NewsWire: 4/30/22

  • Cities are taking office buildings that are now vacant due to remote work and turning them into apartments. But in many big cities, this is proving to be a slow process. (Quartz)
    • NH: In Houston, 24.1% of downtown office buildings are entirely vacant. In Phoenix, this figure is 20.2%. In Chicago, it’s 16%. In New York City, it’s 12.6%. Overall, two years into the pandemic, downtown offices are seeing their highest vacancy rates in roughly 30 years. And as more businesses go permanently remote, the odds are that they’ll remain empty. (See “Americans Are Choosing to Work Remotely.”)
    • In response, some cities have already begun converting offices into other types of buildings. One obvious option is to turn them into housing, given that they’re already located in prime locations. But this isn’t a simple process. Office buildings often do not meet the light and space requirements for residential buildings, and converting them can be even more expensive than new construction.
    • Nevertheless, the number of these projects is growing. The number of buildings being converted is still small (under 100), but the number of converted units is growing fast. In 2021, office building conversions resulted in 7,415 new apartment units nationwide, nearly twice as many as the number of units created (3,723) in 2019 and six times the number created a decade ago.
    • Other offices are turning into e-commerce warehouses. In many cases, these are older buildings that are marking the end of an era.
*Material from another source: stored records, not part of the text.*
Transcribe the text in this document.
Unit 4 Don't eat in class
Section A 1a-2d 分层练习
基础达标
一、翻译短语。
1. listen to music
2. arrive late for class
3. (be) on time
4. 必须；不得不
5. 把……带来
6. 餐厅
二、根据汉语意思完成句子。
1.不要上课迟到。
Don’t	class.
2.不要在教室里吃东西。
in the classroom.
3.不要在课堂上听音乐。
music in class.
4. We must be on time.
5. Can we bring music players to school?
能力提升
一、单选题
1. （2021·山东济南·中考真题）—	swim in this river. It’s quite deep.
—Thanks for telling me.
Allstate’s headquarters outside Chicago, which opened in 1967, was sold late last year to a developer who plans to turn the 232-acre campus into a distribution center. But this, too, isn’t proving to be easy: Now its neighboring suburbs are fighting over who will have the right to the new center’s tax revenue.

Did You Know?

  • Have Streaming Services Reached Saturation? After expanding rapidly for the past few years, the high-flying world of streaming services is coming back down to earth. (See "Video Games Are Taking Longer to Complete.") The same week that Netflix (NFLX) stock saw its worst plunge ever, CNN+ announced that it was shutting down less than a month after it launched. (According to The Wall Street Journal, the service had attracted fewer than 100,000 subscribers.) And a new survey brings more bad news: U.S. households have stopped adding to the number of streaming services they subscribe to. The survey, which is conducted quarterly by research firm Kantar, has seen continuous increases in this figure for almost two years. As of Q1 2022, the number of on-demand services accessed per household has leveled off at 4.7 and remains unchanged from Q4 2021. Back in Q1 2020, this figure was 3.0 and continued climbing steadily throughout the pandemic.